END to End Deeply Personalized Searches Now Available
I remember when Matt Cutts used to discuss how Google searches are becoming more personalized. If you were typing in Pizza in 1998 Google you would find information about Pizza but in 2013 Google you would receive localized results based on your location. These results would show the restaurants and ratings along with their location on a map.
What Matt mentioned that Google doesnt have the capability to do at the time however was that if you typed in “Tomorrow” it wouldn’t know if you wanted to learn about the day after the current date, the song by Silverchair, or the song by Chris Young made in 2011.
Well now the personalization is getting to a whole new level thanks to a team at UCLA with their EDAM. It will see what searches you’ve done previously but also integrate viewings on Youtube and other clues to personalize the search so if you listen to Nirvana and Alice in Chains you probably are looking for Silverchairs song Tomorrow vs. Chris Young.
Special thanks to this team who will be the Amit Singhals of the engineering and search team of the future:
From the piece: Personalized item retrieval for online content-sharing platforms without any descriptive information based on the query-aware attention mechanism with external key memory and locality preservation.
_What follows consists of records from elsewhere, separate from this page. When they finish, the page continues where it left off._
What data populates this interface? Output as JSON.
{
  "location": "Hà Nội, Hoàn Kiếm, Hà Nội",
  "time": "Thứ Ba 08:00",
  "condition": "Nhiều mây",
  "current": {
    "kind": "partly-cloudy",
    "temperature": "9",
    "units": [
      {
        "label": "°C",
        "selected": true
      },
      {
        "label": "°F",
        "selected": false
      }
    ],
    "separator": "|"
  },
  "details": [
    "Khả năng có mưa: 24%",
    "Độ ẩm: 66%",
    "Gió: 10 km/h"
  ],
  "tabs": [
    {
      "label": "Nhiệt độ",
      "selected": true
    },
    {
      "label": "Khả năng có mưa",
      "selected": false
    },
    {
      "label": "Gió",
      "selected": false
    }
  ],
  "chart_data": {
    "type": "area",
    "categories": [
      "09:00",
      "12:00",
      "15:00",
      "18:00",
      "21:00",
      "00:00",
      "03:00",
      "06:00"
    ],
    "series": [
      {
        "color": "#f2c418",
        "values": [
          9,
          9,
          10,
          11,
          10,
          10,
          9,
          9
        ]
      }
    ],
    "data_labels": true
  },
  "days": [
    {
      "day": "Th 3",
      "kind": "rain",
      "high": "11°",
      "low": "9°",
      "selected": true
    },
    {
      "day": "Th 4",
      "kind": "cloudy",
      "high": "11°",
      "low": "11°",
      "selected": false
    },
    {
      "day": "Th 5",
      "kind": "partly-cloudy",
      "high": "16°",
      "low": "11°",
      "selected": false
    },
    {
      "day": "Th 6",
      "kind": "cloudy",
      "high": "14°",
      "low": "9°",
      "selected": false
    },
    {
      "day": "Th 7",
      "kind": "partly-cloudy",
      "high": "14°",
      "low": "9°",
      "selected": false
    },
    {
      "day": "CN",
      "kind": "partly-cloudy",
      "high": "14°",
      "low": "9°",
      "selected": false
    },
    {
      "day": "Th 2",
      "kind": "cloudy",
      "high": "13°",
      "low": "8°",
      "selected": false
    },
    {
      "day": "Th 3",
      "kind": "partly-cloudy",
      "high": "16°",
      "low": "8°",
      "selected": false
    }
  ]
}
Experimental results and analysis on the large-scale dataset from areal-world commercial online content-sharing platform also demonstrate the effectiveness and the robustness of EDAM. The insights can be concluded as follows: (1) user history is helpful for personalized item retrieval; (2) learning external key item embeddings for estimating attention weights is beneficial, especially for the users with shorter item history; (3) sequential information in user history is sensitive for item retrieval so that EDAM with locality preservation outperforms baselines of sequence models such as ARNN.